Thinking about leadership in crisis, I was remembering the story of one particular venture. The leader who put together this tiny company was a visionary, a learner, and an insatiably curious individual. The venture was not his first; he had already served as a founding member of one team which launched a successful enterprise; had started another successful enterprise himself; and had eventually gone on to found a third triumphant (though almost disastrous) venture three years later. I have been pondering the success of this last venture and considering why, against incredible, fierce odds it was (ultimately) successful.

Like many founders, this particular leader was driven by his own ideals, by his own curiosity, and by his own fiercely competitive nature. For this third startup, he raised almost $4 million from a small group of private investors and, along with a Government contract worth another $700,000, he was able to assemble a team of 27 motivated individuals from a widely diverse set of backgrounds. The Founder used unusual methods when interviewing and selecting his new employees: he believed that character and temperament were as important as experience, and he hired some team members based on their appearance and his first impression of them. He was also known to ask unusual questions when interviewing and one report even had him requesting that an applicant sing during his interview. The Founder also had an unusual approach to traditional job definitions and roles and was resistant to establishing typical organizational hierarchies; everyone on the team had to perform menial chores, regardless of their primary responsibilities.
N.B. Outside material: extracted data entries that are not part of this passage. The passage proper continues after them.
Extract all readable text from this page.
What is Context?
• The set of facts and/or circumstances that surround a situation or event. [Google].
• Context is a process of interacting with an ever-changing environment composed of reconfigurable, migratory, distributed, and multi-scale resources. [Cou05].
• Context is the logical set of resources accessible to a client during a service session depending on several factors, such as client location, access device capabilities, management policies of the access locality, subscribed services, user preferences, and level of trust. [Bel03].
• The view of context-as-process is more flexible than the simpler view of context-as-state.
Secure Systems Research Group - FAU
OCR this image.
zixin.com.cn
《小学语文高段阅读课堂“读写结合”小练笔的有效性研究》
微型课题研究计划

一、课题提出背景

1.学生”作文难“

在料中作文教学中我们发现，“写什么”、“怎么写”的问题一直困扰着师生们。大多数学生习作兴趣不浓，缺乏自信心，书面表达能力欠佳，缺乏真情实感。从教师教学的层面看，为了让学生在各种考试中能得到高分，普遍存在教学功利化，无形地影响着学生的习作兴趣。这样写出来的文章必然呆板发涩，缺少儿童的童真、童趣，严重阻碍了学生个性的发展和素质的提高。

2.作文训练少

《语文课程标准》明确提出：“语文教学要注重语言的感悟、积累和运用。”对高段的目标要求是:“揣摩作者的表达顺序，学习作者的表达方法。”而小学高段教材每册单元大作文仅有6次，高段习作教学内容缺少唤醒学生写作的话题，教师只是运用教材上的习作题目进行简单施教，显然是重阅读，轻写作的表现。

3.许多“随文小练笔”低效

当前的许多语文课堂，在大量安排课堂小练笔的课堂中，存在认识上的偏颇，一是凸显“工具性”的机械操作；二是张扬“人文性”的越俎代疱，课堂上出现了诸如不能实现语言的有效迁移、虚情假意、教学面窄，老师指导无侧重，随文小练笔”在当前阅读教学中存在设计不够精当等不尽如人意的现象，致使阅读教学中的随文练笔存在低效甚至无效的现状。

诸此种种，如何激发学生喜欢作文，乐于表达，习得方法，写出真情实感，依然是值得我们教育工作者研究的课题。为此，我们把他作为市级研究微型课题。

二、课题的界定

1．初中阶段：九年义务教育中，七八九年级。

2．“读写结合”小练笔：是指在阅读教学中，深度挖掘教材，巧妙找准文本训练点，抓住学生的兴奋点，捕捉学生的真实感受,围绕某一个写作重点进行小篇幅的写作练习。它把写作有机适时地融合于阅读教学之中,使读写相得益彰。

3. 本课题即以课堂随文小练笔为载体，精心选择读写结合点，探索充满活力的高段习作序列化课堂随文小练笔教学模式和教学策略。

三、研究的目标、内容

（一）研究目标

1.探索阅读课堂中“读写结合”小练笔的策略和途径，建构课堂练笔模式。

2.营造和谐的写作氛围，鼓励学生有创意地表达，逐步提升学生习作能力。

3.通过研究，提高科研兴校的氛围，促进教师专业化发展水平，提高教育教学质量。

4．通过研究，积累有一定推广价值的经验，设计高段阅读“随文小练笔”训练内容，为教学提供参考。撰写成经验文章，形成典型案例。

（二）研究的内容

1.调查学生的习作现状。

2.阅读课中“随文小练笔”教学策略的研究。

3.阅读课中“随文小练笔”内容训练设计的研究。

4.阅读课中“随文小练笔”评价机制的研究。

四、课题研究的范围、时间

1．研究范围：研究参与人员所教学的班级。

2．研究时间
Like many startups, once it was launched the venture quickly ran into some enormous challenges. Events completely outside of the team’s control unfolded, and it became virtually impossible to execute their plan and meet their schedule. The situation became progressively worse as their technology failed and they found themselves in a position that all such ventures fear: they were stuck, with very few options. The Founder’s instincts, leadership, and methodology were instrumental in the venture’s survival and serve to instruct many of us who are engaged in the world of startups. If we don’t wisely use our limited resources, our imaginations, and every ounce of our team’s collective ability it is sometimes simply not possible to find a path to success.